Des proches ont accepté de collaborer avec la justice
Des amis, le Premier ministre israélien en a assurément perdus depuis quelques mois. Plusieurs de ses proches ont en effet accepté de collaborer avec la justice dans les dossiers qui le concernent. Dans le "dossier 4.000", deux de ses proches, Shlomo Filber, présenté comme l'un de ses hommes de confiance, et Nir Hefetz, ancien porte-parole personnel des Netanyahou (l'enquête avait été un temps élargie à la femme du Premier ministre, Sara, et à leur fille, Yaïr), ont accepté de coopérer avec les enquêteurs. Concernant le "dossier 2.000", Ari Harow, l'un de ses anciens chefs de cabinet, a lui aussi accepté de témoigner pour bénéficier d'un régime de clémence.
Dans l'épreuve, celui que l'on surnomme "Bibi" peut en revanche compter sur le soutien du président américain, Donald Trump, confronté lui aussi cette semaine à son passé avec le témoignage devant le Congrès de son ancien avocat, Michael Cohen, qui en a fait un portrait au vitriol, mercredi. "Je peux dire qu'il (Benjamin Netanyahou) a fait un excellent travail en tant que Premier ministre", a insisté Donald Trump depuis Hanoï jeudi, désignant le chef du gouvernement israélien comme quelqu'un de "dur, intelligent, fort". Le président des États-Unis, soutien historique d'Israël à travers les décennies, apparaît d'ailleurs sur des affiches électorales du candidat Netanyahou…
Un effet encore incertain sur les élections à venir, une longue lutte judiciaire envisageable
Les élections législatives, c'est évidemment le grand rendez-vous à venir pour Benjamin Netanyahou, 69 ans, qui brigue un cinquième mandat de Premier ministre, le quatrième consécutif. Le chef du gouvernement a lui-même avancé la date de ces élections, qui devaient avoir lieu novembre. Benjamin Netanyahou, toujours aussi combatif - Il avait déclaré dès décembre dernier qu'il ne démissionerait pas s'il devait être inculpé -, a eu tôt fait de rapprocher ses ennuis judiciaires de la perspective des élections. Car lorsqu'il parle de "chasse aux sorcières", il n'évoque pas temps le travail du procureur général que celui de ses adversaires politiques.
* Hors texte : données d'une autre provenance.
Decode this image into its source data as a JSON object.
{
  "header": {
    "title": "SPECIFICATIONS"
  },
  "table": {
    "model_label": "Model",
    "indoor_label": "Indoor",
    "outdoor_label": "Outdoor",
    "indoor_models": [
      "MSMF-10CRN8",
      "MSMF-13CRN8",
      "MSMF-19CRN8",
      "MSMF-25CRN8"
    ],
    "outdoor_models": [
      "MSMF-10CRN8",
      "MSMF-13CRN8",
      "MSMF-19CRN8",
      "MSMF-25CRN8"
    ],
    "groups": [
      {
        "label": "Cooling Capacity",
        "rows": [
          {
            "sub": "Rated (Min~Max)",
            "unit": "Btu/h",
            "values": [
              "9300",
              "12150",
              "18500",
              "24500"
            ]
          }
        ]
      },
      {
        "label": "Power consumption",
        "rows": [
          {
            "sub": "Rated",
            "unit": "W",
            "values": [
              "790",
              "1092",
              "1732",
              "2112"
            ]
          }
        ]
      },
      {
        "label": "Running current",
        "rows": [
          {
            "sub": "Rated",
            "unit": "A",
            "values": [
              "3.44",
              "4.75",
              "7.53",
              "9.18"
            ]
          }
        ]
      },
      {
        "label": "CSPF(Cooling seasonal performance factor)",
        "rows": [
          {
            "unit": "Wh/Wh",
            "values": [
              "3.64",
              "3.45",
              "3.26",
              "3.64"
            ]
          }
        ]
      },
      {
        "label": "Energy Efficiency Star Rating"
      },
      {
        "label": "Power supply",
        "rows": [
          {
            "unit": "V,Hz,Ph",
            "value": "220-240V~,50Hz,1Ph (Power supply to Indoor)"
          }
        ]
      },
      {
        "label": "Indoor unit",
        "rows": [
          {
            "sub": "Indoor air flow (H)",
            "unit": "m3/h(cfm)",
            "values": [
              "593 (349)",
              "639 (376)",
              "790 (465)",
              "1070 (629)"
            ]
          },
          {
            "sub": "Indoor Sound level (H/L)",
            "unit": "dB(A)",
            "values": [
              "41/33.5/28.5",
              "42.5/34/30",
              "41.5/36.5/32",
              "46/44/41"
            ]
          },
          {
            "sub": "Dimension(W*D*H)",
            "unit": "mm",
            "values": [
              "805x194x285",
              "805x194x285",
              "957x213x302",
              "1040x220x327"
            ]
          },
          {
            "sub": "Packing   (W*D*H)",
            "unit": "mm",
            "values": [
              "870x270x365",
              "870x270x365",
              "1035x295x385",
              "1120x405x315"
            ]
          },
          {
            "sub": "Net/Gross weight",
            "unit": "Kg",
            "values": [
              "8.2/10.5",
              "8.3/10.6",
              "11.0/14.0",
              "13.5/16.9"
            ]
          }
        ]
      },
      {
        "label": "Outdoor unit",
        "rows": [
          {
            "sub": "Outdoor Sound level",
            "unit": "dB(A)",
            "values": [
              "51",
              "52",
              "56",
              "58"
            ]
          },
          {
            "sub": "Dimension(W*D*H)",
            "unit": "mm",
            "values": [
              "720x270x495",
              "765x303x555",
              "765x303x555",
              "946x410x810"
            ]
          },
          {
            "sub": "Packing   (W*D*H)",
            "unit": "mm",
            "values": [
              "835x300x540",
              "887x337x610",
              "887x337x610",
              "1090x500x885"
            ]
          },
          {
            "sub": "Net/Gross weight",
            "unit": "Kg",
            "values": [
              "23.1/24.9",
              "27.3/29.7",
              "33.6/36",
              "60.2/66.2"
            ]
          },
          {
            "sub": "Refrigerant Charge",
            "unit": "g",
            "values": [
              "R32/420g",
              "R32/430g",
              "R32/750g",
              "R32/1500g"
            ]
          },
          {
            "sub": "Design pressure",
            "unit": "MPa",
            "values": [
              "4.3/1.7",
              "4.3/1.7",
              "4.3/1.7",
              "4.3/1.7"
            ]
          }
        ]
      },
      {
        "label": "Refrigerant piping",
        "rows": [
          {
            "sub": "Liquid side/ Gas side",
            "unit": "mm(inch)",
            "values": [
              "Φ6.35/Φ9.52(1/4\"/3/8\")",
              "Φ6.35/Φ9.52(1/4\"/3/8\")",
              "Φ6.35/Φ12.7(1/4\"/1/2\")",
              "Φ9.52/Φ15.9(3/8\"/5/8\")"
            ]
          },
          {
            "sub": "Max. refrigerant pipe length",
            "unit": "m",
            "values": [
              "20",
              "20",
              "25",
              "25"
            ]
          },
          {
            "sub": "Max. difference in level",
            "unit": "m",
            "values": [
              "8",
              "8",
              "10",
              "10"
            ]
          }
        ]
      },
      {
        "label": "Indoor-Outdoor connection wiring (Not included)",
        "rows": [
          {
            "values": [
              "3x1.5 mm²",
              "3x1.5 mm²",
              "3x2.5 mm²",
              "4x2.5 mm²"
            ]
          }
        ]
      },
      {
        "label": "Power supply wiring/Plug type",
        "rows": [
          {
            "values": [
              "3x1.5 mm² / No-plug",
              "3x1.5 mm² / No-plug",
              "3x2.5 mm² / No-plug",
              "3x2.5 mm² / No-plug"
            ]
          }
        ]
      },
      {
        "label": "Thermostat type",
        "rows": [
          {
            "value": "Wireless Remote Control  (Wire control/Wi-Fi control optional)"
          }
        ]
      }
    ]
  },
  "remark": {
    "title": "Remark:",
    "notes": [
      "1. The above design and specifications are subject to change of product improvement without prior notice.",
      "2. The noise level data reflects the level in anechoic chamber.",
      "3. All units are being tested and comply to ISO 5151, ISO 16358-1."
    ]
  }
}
"La gauche sait parfaitement qu'elle ne peut pas nous battre dans les urnes, alors depuis trois ans (Les premiers soupçons de corruption le concernant remontent à 2016, ndlr), elle mène une chasse aux sorcières sans précédent pour renverser le gouvernement de droite que je dirige et installer à sa place le gouvernement gauchiste de Lapid et Gantz", a-t-il dit. Yaïr Lapid (à droite sur la photo ci-dessous) et Benny Gantz (à gauche), qui a appelé à la démission du Premier ministre, sont les têtes d'affiche de la liste centriste, principale concurrente de celle du Likoud, et que Benjamin Netanyahou place à gauche dans une volonté apparente de diviser la classe politique en deux camps : moi et les autres…
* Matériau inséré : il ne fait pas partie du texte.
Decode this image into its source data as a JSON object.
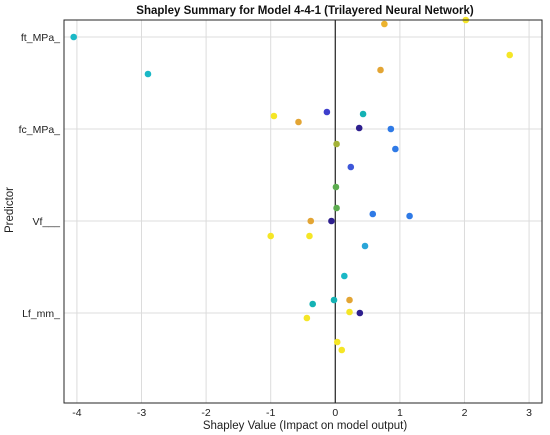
{
  "chart_data": {
    "type": "scatter",
    "title": "Shapley Summary for Model 4-4-1 (Trilayered Neural Network)",
    "xlabel": "Shapley Value (Impact on model output)",
    "ylabel": "Predictor",
    "xlim": [
      -4.2,
      3.2
    ],
    "xticks": [
      -4,
      -3,
      -2,
      -1,
      0,
      1,
      2,
      3
    ],
    "xtick_labels": [
      "-4",
      "-3",
      "-2",
      "-1",
      "0",
      "1",
      "2",
      "3"
    ],
    "grid": true,
    "categories": [
      "ft_MPa_",
      "fc_MPa_",
      "Vf___",
      "Lf_mm_"
    ],
    "points": [
      {
        "predictor": "ft_MPa_",
        "x": -4.05,
        "offset": 0.0,
        "color": "#1ab8c6"
      },
      {
        "predictor": "ft_MPa_",
        "x": 0.76,
        "offset": 0.13,
        "color": "#ecb32e"
      },
      {
        "predictor": "ft_MPa_",
        "x": 2.02,
        "offset": 0.17,
        "color": "#f5e626"
      },
      {
        "predictor": "ft_MPa_",
        "x": 2.7,
        "offset": -0.18,
        "color": "#f5e626"
      },
      {
        "predictor": "ft_MPa_",
        "x": 0.7,
        "offset": -0.33,
        "color": "#e3a534"
      },
      {
        "predictor": "ft_MPa_",
        "x": -2.9,
        "offset": -0.37,
        "color": "#1ab8c6"
      },
      {
        "predictor": "fc_MPa_",
        "x": -0.13,
        "offset": 0.17,
        "color": "#3e3fcc"
      },
      {
        "predictor": "fc_MPa_",
        "x": 0.43,
        "offset": 0.15,
        "color": "#14b2b4"
      },
      {
        "predictor": "fc_MPa_",
        "x": -0.95,
        "offset": 0.13,
        "color": "#f5e626"
      },
      {
        "predictor": "fc_MPa_",
        "x": -0.57,
        "offset": 0.07,
        "color": "#e3a534"
      },
      {
        "predictor": "fc_MPa_",
        "x": 0.37,
        "offset": 0.01,
        "color": "#2e1f8e"
      },
      {
        "predictor": "fc_MPa_",
        "x": 0.86,
        "offset": 0.0,
        "color": "#2f7ae6"
      },
      {
        "predictor": "fc_MPa_",
        "x": 0.02,
        "offset": -0.15,
        "color": "#a4b338"
      },
      {
        "predictor": "fc_MPa_",
        "x": 0.93,
        "offset": -0.2,
        "color": "#2f7ae6"
      },
      {
        "predictor": "fc_MPa_",
        "x": 0.24,
        "offset": -0.38,
        "color": "#3e57d9"
      },
      {
        "predictor": "Vf___",
        "x": 0.01,
        "offset": 0.34,
        "color": "#5cac4f"
      },
      {
        "predictor": "Vf___",
        "x": 0.02,
        "offset": 0.13,
        "color": "#5cac4f"
      },
      {
        "predictor": "Vf___",
        "x": 0.58,
        "offset": 0.07,
        "color": "#2f7ae6"
      },
      {
        "predictor": "Vf___",
        "x": 1.15,
        "offset": 0.05,
        "color": "#2f7ae6"
      },
      {
        "predictor": "Vf___",
        "x": -0.06,
        "offset": 0.0,
        "color": "#2e1f8e"
      },
      {
        "predictor": "Vf___",
        "x": -0.38,
        "offset": 0.0,
        "color": "#e3a534"
      },
      {
        "predictor": "Vf___",
        "x": -1.0,
        "offset": -0.15,
        "color": "#f5e626"
      },
      {
        "predictor": "Vf___",
        "x": -0.4,
        "offset": -0.15,
        "color": "#f5e626"
      },
      {
        "predictor": "Vf___",
        "x": 0.46,
        "offset": -0.25,
        "color": "#2aa5d8"
      },
      {
        "predictor": "Lf_mm_",
        "x": 0.14,
        "offset": 0.37,
        "color": "#1ab8c6"
      },
      {
        "predictor": "Lf_mm_",
        "x": -0.02,
        "offset": 0.13,
        "color": "#14b2b4"
      },
      {
        "predictor": "Lf_mm_",
        "x": 0.22,
        "offset": 0.13,
        "color": "#e3a534"
      },
      {
        "predictor": "Lf_mm_",
        "x": -0.35,
        "offset": 0.09,
        "color": "#14b2b4"
      },
      {
        "predictor": "Lf_mm_",
        "x": 0.22,
        "offset": 0.01,
        "color": "#f5e626"
      },
      {
        "predictor": "Lf_mm_",
        "x": 0.38,
        "offset": 0.0,
        "color": "#2e1f8e"
      },
      {
        "predictor": "Lf_mm_",
        "x": -0.44,
        "offset": -0.05,
        "color": "#f5e626"
      },
      {
        "predictor": "Lf_mm_",
        "x": 0.03,
        "offset": -0.29,
        "color": "#f5e626"
      },
      {
        "predictor": "Lf_mm_",
        "x": 0.1,
        "offset": -0.37,
        "color": "#f5e626"
      }
    ]
  }
}
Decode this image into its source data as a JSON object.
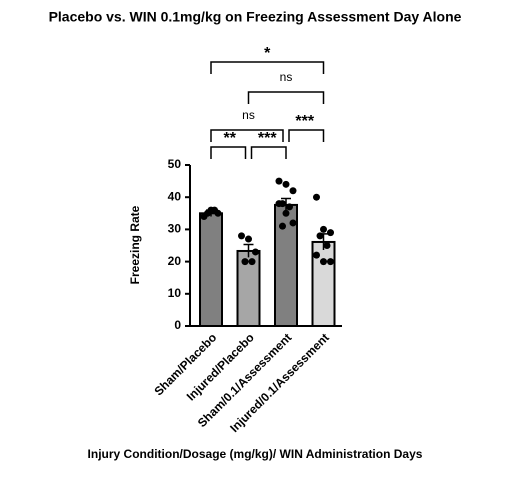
{
  "chart_data": {
    "type": "bar",
    "title": "Placebo vs. WIN 0.1mg/kg on Freezing Assessment Day Alone",
    "x_label": "Injury Condition/Dosage (mg/kg)/ WIN Administration Days",
    "y_label": "Freezing Rate",
    "categories": [
      "Sham/Placebo",
      "Injured/Placebo",
      "Sham/0.1/Assessment",
      "Injured/0.1/Assessment"
    ],
    "values": [
      35,
      23.3,
      37.6,
      26.1
    ],
    "errors": [
      1,
      2,
      2,
      2.5
    ],
    "colors": [
      "#808080",
      "#a6a6a6",
      "#808080",
      "#d9d9d9"
    ],
    "points": [
      [
        34,
        36,
        35,
        35,
        36
      ],
      [
        28,
        27,
        23,
        20,
        20
      ],
      [
        45,
        44,
        42,
        38,
        37,
        38,
        35,
        32,
        31
      ],
      [
        40,
        30,
        29,
        28,
        25,
        22,
        20,
        20
      ]
    ],
    "ylim": [
      0,
      50
    ],
    "yticks": [
      0,
      10,
      20,
      30,
      40,
      50
    ],
    "significance": [
      {
        "label": "**",
        "between": [
          "Sham/Placebo",
          "Injured/Placebo"
        ]
      },
      {
        "label": "***",
        "between": [
          "Injured/Placebo",
          "Sham/0.1/Assessment"
        ]
      },
      {
        "label": "ns",
        "between": [
          "Sham/Placebo",
          "Sham/0.1/Assessment"
        ]
      },
      {
        "label": "***",
        "between": [
          "Sham/0.1/Assessment",
          "Injured/0.1/Assessment"
        ]
      },
      {
        "label": "ns",
        "between": [
          "Injured/Placebo",
          "Injured/0.1/Assessment"
        ]
      },
      {
        "label": "*",
        "between": [
          "Sham/Placebo",
          "Injured/0.1/Assessment"
        ]
      }
    ]
  }
}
Selon le ministère de la Justice, la décision du procureur général n'est pas "définitive". Il offre au Premier ministre la possibilité de s'expliquer devant lui avant de le renvoyer éventuellement devant un tribunal. Une éventuelle inculpation devrait prendre des mois à prendre forme, sans parler de la première audience d'un procès, sachant que Benjamin Netanyahou, déterminé à rester au pouvoir - "J'ai l'intention de continuer à vous servir en tant que Premier ministre pendant encore de nombreuses années", a-t-il insisté -, devrait écluser toutes les possibilités d'appel le cas échéant, ce qui retarderait d'autant plus la procédure.
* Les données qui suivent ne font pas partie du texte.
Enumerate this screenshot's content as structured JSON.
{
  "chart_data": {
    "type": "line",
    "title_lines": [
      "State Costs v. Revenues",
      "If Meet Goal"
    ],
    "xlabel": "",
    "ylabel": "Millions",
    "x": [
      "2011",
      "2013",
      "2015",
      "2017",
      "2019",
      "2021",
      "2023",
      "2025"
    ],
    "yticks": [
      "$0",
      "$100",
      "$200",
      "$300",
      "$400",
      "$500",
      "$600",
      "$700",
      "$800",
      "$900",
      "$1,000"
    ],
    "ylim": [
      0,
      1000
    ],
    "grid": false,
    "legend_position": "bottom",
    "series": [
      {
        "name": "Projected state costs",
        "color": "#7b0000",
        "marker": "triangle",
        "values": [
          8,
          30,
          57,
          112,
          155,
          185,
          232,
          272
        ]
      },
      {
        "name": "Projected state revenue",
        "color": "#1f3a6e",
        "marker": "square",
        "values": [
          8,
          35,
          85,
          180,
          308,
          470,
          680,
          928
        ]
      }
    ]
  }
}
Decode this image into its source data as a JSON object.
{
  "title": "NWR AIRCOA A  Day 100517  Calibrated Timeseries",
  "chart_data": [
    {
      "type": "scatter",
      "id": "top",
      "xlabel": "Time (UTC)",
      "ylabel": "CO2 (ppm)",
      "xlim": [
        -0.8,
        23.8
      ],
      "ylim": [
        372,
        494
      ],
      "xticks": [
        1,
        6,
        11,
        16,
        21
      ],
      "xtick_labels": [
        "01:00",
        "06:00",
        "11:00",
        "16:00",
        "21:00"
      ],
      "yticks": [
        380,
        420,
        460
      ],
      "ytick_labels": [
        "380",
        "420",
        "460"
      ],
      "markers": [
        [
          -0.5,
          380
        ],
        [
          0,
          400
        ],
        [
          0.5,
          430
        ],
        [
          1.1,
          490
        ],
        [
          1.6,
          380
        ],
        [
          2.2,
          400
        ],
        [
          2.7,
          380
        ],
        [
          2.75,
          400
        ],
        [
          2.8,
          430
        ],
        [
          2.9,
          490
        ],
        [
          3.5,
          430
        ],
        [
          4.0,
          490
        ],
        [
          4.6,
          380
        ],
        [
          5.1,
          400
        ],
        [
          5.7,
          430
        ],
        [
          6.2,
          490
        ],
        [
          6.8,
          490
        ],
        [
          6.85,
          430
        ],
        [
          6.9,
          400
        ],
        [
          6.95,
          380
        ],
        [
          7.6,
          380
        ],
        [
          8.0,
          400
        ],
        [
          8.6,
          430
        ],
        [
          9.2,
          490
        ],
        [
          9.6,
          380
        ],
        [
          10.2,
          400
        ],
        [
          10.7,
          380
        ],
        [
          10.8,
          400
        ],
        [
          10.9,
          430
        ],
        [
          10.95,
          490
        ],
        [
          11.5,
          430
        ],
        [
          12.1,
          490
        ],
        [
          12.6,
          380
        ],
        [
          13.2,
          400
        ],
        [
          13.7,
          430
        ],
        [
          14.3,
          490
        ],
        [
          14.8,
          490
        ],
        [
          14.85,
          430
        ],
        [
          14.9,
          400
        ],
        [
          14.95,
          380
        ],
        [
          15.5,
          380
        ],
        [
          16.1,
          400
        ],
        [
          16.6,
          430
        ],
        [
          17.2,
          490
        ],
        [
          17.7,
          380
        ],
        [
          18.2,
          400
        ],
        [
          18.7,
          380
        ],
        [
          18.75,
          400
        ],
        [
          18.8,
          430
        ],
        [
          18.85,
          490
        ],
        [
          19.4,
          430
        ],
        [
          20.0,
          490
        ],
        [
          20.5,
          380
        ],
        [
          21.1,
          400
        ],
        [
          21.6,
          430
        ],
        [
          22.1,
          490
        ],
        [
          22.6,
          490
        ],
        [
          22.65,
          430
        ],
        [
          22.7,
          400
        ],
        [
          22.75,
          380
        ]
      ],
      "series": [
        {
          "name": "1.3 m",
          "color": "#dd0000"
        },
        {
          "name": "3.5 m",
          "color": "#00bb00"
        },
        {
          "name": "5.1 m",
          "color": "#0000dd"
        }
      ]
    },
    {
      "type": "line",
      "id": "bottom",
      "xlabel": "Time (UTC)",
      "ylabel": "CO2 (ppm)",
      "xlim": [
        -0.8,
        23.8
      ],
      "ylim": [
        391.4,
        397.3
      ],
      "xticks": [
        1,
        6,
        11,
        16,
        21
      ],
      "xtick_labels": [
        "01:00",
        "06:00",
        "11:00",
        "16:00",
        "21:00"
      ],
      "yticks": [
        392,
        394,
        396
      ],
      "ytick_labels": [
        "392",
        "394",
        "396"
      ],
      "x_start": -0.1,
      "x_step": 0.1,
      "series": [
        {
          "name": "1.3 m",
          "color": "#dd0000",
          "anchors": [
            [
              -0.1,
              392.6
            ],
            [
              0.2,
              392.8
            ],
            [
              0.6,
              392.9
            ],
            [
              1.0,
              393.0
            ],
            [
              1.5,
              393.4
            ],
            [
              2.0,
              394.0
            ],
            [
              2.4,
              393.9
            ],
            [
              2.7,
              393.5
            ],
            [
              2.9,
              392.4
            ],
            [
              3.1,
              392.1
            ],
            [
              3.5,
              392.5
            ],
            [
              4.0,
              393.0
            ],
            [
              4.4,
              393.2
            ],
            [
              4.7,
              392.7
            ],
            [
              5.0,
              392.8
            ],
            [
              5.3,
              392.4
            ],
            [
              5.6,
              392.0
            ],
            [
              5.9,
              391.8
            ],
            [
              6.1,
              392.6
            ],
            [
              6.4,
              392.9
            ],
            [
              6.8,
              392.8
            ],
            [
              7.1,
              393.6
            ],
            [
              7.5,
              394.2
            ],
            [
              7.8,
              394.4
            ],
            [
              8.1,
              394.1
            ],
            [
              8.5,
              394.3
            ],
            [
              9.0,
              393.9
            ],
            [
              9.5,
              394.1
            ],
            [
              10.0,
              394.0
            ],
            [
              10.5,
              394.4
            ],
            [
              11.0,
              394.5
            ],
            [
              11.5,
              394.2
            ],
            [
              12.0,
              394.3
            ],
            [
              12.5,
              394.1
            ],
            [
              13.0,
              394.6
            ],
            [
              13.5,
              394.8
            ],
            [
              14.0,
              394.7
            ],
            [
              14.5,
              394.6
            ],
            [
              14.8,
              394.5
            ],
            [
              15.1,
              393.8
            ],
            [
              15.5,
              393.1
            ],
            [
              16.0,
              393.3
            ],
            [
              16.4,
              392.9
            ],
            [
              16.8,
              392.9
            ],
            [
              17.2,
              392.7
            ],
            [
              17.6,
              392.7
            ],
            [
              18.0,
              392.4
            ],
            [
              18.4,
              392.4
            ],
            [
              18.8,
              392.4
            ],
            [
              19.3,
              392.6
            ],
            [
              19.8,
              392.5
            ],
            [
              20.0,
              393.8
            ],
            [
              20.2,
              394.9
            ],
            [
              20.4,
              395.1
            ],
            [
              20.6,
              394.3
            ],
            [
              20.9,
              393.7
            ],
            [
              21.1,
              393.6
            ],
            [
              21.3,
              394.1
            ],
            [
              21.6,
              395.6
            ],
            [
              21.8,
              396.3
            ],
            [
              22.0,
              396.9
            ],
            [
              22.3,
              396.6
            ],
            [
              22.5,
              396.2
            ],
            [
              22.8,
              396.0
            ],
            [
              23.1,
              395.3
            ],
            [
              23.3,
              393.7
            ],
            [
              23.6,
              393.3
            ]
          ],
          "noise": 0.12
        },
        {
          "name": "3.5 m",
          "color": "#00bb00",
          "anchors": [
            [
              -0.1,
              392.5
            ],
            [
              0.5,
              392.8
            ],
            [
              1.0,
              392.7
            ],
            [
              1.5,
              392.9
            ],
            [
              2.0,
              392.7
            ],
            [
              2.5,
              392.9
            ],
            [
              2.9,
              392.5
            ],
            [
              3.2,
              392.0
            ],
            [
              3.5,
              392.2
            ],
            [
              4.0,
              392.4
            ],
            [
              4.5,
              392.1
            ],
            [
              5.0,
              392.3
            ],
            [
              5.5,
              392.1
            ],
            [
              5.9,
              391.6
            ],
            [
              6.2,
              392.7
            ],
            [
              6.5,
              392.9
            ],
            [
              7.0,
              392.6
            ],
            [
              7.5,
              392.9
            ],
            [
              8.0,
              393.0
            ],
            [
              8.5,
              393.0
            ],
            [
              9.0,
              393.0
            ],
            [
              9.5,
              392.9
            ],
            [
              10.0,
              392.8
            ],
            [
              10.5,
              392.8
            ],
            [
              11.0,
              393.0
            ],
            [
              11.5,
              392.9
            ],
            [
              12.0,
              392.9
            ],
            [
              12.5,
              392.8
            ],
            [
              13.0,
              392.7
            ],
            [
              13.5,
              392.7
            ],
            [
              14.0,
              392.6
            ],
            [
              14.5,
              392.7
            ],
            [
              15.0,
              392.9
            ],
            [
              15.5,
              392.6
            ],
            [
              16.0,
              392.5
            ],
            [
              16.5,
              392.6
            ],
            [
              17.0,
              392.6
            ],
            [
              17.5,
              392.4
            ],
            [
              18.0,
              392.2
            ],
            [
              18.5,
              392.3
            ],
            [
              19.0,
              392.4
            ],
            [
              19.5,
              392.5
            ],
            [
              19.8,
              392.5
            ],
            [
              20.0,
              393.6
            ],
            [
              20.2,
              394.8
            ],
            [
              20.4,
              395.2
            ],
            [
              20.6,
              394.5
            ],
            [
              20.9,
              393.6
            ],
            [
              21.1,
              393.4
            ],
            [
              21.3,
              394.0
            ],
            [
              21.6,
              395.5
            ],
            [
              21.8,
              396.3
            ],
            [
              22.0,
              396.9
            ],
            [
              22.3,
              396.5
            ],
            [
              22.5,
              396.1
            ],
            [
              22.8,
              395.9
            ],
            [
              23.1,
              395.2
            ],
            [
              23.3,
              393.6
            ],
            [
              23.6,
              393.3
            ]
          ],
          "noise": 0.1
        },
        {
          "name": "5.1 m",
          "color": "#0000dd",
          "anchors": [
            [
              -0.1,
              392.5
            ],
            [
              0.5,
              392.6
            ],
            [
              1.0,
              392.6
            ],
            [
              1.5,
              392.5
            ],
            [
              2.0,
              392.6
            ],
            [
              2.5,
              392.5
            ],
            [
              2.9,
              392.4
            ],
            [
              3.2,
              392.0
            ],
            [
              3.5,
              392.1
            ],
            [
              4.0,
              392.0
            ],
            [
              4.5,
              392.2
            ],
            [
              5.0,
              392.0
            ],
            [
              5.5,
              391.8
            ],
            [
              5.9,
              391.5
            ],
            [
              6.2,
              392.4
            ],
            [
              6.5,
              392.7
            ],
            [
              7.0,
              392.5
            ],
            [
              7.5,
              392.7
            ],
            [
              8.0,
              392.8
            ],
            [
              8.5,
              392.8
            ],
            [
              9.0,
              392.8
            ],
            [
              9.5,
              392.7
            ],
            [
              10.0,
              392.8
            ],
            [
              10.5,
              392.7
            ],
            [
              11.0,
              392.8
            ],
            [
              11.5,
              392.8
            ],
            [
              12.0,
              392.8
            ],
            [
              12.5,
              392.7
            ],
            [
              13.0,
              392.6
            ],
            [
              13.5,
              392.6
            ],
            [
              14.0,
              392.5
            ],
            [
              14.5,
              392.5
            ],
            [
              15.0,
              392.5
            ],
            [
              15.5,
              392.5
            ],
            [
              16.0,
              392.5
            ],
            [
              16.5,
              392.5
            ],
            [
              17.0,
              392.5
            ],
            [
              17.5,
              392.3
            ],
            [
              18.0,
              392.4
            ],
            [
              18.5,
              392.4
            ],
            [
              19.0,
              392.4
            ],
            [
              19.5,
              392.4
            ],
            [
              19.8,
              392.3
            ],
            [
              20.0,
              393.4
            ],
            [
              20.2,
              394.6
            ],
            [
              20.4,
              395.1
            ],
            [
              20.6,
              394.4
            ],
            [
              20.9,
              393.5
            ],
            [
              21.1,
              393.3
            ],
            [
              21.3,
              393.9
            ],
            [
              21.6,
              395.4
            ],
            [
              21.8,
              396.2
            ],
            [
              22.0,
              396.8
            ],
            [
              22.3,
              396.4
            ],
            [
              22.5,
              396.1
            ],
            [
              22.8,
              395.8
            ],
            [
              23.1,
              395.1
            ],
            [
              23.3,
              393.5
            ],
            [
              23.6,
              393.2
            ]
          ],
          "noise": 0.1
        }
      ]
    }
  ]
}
Pour autant, la déclaration d'intention du procureur pourrait changer la donne à quelques semaines des élections. Les enquêtes d'opinion donnent depuis peu la liste centriste de Benny Gantz en tête devant le Likoud. Mais le parti de Benjamin Netanyahou, qui ne sera pas entendu avant le 9 avril, reste le mieux placé pour former une coalition gouvernementale avec les autres partis de droite, qui ont dit maintenir leur soutien à Benjamin Netanyahou pour rester Premier ministre après les élections.
S'il devait être reconduit à son poste puis inculpé ensuite, ce serait une première dans l'histoire d'Israël, jamais un chef de gouvernement en activité n'ayant connu cette situation par le passé. De quoi faire réfléchir les électeurs, alors que l'État hébreu reste confronté à de nombreux défis, économiques et sécuritaires.